Economists pointed out that the rising unemployment rate could indicate that Canada is flirting with recession.
“A sustained deterioration is usually only seen during recessions,” Doug Porter, chief economist at BMO Capital Markets, wrote in a note, noting the 1.4 percent increase in the unemployment rate since last January.
He said that if the unemployment figure was considered independently, it was likely that the central bank would cut rates in July.
Canada lost a net 1,400 jobs in June, Statistics Canada said, against analysts’ forecasts of 22,500 jobs, in further signs of weakness in economic conditions.
Royce Mendes, head of macro strategy at Desjardins Group, said the sharp rise in the unemployment rate will have many questioning whether Canada has entered a recession.
“Cutting interest rates is the only way to cushion the blow from future mortgage renewals and keep alive any hope of a soft cut,” he said, adding that BC will cut rates by 25 basis points this month and two more rate cuts in three meetings thereafter.

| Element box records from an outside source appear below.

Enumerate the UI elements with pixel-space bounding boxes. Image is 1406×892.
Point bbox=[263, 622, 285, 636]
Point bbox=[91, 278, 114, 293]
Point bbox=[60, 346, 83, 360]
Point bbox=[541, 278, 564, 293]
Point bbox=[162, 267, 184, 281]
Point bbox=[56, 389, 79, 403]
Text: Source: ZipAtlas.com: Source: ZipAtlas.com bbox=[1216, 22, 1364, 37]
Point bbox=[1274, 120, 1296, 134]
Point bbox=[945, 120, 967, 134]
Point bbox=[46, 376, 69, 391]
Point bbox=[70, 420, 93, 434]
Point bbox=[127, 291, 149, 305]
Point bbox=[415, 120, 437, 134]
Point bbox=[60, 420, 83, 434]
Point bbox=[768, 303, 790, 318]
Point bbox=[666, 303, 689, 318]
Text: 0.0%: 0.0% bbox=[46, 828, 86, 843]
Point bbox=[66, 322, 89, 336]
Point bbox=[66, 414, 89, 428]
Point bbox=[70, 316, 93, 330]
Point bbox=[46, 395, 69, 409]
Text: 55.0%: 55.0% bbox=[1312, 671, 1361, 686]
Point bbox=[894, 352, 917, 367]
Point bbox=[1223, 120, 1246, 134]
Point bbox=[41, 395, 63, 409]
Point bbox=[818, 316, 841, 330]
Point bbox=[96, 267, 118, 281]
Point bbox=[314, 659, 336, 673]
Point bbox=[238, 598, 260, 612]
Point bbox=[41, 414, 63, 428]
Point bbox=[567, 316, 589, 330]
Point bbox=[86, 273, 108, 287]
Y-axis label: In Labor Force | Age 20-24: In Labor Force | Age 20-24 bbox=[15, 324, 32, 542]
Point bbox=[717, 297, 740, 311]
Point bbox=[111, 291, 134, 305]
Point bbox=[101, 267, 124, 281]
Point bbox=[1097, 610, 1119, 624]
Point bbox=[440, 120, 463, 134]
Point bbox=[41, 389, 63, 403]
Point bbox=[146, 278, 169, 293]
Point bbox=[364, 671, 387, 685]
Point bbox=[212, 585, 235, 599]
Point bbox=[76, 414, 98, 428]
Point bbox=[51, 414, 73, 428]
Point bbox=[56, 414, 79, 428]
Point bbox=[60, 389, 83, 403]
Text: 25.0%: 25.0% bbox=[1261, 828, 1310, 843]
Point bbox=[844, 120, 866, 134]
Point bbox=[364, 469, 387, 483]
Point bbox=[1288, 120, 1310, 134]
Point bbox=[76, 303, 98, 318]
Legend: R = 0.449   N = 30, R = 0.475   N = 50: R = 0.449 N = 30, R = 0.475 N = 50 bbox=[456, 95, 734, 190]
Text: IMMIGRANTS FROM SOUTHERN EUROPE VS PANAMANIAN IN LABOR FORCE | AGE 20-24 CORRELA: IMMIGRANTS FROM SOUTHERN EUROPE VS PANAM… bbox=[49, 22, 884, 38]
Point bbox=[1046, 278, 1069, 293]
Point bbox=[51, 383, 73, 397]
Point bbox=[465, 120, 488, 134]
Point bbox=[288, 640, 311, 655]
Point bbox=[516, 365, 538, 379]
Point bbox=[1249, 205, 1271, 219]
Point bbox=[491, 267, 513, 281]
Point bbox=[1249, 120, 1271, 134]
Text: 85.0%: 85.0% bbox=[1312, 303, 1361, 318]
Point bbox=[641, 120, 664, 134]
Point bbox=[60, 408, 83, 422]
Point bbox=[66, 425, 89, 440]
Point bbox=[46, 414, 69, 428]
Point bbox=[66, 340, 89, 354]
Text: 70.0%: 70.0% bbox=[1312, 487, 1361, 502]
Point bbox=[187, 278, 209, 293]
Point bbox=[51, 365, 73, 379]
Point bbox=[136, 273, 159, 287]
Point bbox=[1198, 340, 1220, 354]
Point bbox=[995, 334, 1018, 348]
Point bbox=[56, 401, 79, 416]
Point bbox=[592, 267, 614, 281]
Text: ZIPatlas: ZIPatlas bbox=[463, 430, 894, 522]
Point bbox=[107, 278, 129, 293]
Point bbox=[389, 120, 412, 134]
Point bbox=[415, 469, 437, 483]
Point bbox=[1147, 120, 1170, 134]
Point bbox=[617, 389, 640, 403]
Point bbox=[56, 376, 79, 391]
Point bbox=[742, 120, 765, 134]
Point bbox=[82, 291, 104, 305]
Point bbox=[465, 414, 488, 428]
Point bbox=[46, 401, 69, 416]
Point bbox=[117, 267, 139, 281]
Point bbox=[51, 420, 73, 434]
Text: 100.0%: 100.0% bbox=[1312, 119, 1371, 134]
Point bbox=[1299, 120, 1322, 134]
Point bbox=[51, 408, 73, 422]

BoC Governor Tiff Macklem said last month that the labor market had cooled reasonably in recent months and that achieving the central bank’s cooling inflation target did not need to involve a sharp rise in unemployment.
There was even room for economic growth and job creation without jeopardizing the bank’s 2% inflation target, the governor said.
The story continues
The Canadian dollar, which was largely unchanged in early trade, was down 0.25% at 1.3647 against the US dollar, or 73.28 cents, by 1352 GMT.

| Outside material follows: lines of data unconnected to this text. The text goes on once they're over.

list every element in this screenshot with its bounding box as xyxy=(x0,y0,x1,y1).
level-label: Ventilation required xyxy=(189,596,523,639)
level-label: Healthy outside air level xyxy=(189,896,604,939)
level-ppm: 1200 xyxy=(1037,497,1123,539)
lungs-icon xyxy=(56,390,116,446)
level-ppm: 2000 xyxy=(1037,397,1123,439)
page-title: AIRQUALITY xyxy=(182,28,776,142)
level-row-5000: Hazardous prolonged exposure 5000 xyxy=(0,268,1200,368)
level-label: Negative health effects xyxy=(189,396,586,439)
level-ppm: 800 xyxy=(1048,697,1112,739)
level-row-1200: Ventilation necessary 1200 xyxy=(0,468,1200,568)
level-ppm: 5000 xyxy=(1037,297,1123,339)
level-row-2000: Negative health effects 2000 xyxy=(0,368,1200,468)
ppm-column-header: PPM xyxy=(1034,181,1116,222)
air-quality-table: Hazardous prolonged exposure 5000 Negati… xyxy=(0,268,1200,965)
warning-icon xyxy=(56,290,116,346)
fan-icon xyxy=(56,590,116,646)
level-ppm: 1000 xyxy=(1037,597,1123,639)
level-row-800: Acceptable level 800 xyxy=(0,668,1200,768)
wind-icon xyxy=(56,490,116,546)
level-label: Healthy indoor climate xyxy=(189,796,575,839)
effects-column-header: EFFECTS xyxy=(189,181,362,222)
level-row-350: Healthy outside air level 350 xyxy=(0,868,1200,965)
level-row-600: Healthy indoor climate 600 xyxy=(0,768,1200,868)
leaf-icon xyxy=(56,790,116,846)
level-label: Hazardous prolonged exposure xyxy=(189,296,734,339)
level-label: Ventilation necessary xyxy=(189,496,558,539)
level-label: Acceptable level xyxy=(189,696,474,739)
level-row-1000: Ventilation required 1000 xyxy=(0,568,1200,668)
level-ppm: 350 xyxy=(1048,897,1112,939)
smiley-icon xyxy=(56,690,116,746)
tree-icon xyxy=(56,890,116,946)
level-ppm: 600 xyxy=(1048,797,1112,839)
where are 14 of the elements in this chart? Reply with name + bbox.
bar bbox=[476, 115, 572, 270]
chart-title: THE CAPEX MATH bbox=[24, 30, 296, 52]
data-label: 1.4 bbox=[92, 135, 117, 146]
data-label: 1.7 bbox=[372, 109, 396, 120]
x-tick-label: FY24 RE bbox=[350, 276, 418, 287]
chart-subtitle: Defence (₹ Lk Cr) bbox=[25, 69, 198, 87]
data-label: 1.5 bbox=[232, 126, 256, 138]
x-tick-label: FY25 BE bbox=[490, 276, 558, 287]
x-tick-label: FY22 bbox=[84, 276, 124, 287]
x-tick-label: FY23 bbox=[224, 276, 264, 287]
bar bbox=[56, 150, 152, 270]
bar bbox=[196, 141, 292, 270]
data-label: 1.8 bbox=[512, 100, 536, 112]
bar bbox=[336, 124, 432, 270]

Two-year Canadian government bond yields fell 9.1 basis points to 3.961% after the jobs report.
Despite rising unemployment, wage growth has been a sore point in BC’s efforts to tame inflation, and it rose again in June.

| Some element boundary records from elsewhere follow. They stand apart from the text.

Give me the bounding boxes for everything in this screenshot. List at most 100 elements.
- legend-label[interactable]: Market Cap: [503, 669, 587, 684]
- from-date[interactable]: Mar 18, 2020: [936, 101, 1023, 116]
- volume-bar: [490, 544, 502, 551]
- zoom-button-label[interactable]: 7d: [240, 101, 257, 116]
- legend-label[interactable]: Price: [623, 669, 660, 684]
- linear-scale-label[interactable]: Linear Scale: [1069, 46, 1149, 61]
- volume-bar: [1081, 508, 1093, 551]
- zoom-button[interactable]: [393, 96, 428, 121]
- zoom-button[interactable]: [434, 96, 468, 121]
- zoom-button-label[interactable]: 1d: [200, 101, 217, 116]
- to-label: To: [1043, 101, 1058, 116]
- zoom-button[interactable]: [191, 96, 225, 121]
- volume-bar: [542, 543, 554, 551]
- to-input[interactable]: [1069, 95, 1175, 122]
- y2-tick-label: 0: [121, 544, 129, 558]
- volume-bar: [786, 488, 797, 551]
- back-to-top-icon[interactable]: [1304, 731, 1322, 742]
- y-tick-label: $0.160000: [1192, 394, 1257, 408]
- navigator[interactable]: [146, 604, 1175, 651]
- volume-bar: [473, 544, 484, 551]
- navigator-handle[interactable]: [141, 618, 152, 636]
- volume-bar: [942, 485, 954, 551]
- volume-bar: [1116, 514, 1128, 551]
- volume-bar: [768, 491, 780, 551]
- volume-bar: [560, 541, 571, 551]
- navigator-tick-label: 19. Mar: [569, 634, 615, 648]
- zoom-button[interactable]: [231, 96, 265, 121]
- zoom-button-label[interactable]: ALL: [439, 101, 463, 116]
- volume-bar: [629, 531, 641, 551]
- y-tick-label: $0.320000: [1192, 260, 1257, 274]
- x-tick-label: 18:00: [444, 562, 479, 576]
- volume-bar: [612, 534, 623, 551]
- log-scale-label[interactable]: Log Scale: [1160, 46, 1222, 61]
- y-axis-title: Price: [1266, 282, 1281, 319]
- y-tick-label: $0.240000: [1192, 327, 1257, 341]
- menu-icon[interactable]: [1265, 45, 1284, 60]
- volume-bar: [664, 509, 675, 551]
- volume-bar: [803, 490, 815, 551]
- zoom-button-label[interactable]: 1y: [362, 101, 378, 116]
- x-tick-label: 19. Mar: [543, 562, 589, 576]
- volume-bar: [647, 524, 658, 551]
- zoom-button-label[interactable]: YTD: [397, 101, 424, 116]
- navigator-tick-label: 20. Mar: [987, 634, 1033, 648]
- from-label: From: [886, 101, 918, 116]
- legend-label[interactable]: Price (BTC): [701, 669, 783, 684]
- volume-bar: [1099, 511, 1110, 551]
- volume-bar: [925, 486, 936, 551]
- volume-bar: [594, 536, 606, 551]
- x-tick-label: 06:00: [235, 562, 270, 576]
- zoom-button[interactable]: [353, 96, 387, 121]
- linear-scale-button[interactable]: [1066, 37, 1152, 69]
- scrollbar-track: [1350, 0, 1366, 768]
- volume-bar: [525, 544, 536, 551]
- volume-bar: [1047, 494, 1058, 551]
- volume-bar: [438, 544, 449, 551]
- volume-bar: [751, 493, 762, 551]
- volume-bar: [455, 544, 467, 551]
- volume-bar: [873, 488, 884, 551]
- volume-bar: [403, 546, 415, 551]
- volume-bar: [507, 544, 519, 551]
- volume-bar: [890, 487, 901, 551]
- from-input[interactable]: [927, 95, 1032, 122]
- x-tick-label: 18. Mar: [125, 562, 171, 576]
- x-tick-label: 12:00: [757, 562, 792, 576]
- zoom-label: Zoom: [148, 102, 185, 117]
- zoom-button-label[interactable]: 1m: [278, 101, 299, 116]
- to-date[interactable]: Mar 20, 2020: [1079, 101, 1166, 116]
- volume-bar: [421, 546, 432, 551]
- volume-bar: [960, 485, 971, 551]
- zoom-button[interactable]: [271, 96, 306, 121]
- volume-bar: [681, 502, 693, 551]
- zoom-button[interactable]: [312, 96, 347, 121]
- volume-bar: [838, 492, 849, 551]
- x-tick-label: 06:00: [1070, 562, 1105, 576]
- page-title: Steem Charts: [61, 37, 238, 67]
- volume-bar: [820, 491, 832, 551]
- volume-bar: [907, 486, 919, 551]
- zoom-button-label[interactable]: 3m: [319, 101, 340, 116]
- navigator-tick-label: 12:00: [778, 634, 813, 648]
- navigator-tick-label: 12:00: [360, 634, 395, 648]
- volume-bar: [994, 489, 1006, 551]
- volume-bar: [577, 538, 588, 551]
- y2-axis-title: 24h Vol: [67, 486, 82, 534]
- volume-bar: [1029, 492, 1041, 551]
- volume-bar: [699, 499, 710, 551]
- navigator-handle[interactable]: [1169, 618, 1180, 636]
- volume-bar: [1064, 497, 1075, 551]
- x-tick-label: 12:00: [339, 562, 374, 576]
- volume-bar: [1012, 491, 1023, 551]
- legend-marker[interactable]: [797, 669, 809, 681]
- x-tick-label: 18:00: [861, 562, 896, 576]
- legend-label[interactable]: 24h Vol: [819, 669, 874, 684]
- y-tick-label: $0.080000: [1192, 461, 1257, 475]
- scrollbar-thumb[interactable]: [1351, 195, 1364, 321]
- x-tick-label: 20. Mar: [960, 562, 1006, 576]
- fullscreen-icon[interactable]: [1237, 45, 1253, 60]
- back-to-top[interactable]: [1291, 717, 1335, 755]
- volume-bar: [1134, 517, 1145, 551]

Economists, however, said this will come quickly as the unemployment rate rises.
Average hourly wage growth of permanent workers accelerated to an annual rate of 5.6% from 5.2% in May. The rate of wage growth – closely watched by the Bank of Canada (BoC) for its effect on inflation – was the fastest since December’s 5.7%.
The central bank cut its key policy rate for the first time in more than four years in June and said more cuts were possible if inflation continued to cool.
The bank’s next rate announcement is on July 24, roughly a week after the release of the next inflation data, which is seen as a critical factor in strengthening expectations for a final rate cut this month.
In June, full-time jobs jumped, while part-time positions increased in the month.
Employment in the goods sector increased by a net 12,600 jobs, mostly in agriculture, while the services sector lost a net 14,100 jobs, led by transportation and warehousing and information, culture and recreation.